La blockchain, come detto prima, grazie alla disintermediazione cambia i pesi, le funzioni e i termini per gli attori degli scambi. Non solo economici. Può fornire interessanti tutele di privacy, e al contempo essere utilizzata in modo estremamente pericoloso o scorretto. La questione sta proprio nell’avere qualcuno che riesca a mettere in ordine le nozioni, i concetti, che ne renda semplice l’applicazione al quotidiano e consenta di avere un quadro congruo e coerente di rischi e opportunità.

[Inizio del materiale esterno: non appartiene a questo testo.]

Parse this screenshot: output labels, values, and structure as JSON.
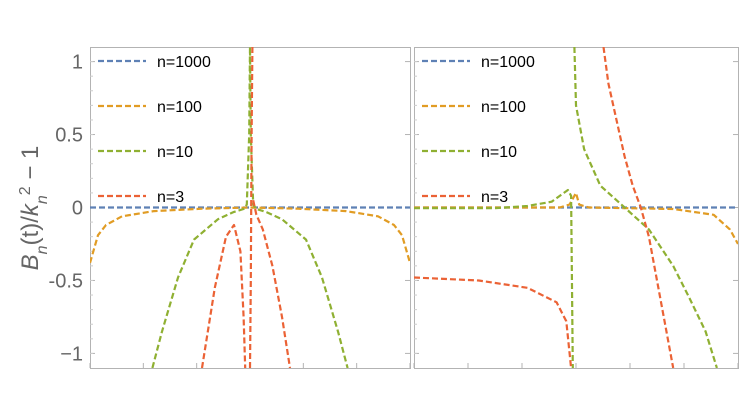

Esiste anche un altro tema rilevante, per chi approccia a una nuova disciplina. La certezza delle fonti. Problema che appartiene anche al mondo giornalistico, ovvero riconoscere una fonte seria e da una che invece non lo è. Distinguere tra l’informazione corretta, validata da strutture e gruppi imparziali, da quella che invece è approssimata, inventata, non qualificata e che può oscillare tra diversi gradi di pericolosità che vanno dalla superficialità, alla cattiva informazione, all’illecito.
Dunque questo è il punto: essere presenti fisicamente aiuta a creare una conoscenza organica, ragionata, personale, utile alle persone. Ed sembra proprio questo il punto di forza di Questa idea. Il ritorno del digitale come strumento per le persone.